Contactado pela AFP, o Departamento de Segurança Interna (DHS, na sigla em inglês) não fez comentários de imediato.
Especializado em temas migratórios, Guevara, ganhador de um prêmio Emmy por suas coberturas em 2023, chegou em 2004 aos Estados Unidos com um visto temporário.
Posteriormente, tentou regularizar sua situação, mas não havia conseguido até o momento de sua detenção, segundo documentos judiciais.
De acordo com Katherine Jacobsen, representante do CPJ, "não se trata simplesmente de seu status migratório", mas de "represálias por seu trabalho jornalístico".

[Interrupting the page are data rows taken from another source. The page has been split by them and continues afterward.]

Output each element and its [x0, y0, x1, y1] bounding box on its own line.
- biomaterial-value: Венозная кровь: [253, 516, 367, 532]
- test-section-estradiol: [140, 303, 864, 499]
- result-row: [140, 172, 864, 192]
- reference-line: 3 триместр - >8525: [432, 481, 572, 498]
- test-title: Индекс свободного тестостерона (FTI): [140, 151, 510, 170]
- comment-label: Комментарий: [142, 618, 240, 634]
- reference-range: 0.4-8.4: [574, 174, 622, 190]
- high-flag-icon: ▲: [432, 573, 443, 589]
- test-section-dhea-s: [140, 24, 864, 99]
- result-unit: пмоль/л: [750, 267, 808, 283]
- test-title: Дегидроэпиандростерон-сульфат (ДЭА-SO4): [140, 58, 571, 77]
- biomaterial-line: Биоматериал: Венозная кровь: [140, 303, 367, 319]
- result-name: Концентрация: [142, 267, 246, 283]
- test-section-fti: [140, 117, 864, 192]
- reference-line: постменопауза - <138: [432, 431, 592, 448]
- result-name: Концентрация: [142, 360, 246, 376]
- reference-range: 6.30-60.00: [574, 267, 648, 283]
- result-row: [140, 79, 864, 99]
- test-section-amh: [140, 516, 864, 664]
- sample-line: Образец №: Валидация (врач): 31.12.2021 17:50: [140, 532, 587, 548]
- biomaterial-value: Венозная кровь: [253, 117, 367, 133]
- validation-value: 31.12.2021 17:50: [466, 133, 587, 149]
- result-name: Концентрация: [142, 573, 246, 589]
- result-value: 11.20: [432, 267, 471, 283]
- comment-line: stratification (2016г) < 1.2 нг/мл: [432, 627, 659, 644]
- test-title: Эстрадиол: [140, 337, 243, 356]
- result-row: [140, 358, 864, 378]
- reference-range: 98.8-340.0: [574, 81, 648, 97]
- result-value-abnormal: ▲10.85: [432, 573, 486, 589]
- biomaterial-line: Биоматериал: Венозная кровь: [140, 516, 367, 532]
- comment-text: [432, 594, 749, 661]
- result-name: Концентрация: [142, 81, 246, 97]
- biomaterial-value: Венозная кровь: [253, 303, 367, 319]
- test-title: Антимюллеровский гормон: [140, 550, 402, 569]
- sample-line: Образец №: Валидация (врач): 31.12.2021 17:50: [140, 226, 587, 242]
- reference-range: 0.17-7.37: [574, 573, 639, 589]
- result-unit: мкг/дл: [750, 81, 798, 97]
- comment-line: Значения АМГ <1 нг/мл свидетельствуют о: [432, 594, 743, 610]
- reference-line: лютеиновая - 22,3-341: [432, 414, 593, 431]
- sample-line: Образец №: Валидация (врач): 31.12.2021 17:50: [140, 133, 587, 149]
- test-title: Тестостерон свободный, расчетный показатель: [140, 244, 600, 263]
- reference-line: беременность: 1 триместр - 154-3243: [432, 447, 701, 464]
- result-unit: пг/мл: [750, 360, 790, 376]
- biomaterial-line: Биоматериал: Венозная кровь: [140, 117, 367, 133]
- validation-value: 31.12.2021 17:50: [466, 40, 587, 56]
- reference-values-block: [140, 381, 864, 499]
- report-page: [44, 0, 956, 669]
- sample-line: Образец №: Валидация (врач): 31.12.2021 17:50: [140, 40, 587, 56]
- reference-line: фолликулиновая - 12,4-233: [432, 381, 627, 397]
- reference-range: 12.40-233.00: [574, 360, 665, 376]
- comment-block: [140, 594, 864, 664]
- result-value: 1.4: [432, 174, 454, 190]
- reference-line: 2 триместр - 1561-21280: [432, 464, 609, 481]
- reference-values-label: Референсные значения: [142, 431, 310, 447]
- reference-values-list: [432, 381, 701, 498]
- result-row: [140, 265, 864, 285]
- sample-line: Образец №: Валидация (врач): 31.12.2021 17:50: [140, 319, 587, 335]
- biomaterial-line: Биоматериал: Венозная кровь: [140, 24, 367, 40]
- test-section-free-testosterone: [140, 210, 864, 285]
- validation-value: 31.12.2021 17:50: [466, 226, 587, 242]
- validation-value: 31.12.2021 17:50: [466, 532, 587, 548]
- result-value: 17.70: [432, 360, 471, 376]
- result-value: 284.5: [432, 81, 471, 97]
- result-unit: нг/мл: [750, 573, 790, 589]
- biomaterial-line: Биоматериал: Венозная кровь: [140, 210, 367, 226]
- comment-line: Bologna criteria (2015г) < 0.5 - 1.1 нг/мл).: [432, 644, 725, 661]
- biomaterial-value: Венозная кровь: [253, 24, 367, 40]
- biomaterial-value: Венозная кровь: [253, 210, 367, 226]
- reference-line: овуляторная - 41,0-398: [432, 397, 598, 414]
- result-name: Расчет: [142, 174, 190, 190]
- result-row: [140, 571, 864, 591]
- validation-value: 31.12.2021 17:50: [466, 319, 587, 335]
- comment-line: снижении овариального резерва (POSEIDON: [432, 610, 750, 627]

Esta medida representa "um sinal preocupante da deterioração da liberdade de imprensa sob a administração Trump", comentou.
As autoridades detiveram Guevara perto de Atlanta em 14 de junho enquanto ele cobria as manifestações "No Kings" (Sem reis), a maior mobilização popular desde a volta de Trump à Casa Branca, em janeiro.
Segundo imagens transmitidas ao vivo em seu canal no Facebook, o jornalista usava colete à prova de balas com a inscrição "Imprensa" e capacete de proteção.
Inicialmente, ele foi acusado de delitos menores relacionados com seu trabalho (reunião ilegal, obstrução, presença de pedestre na via pública, etc).
Estas acusações foram retiradas posteriormente, segundo documentos judiciais.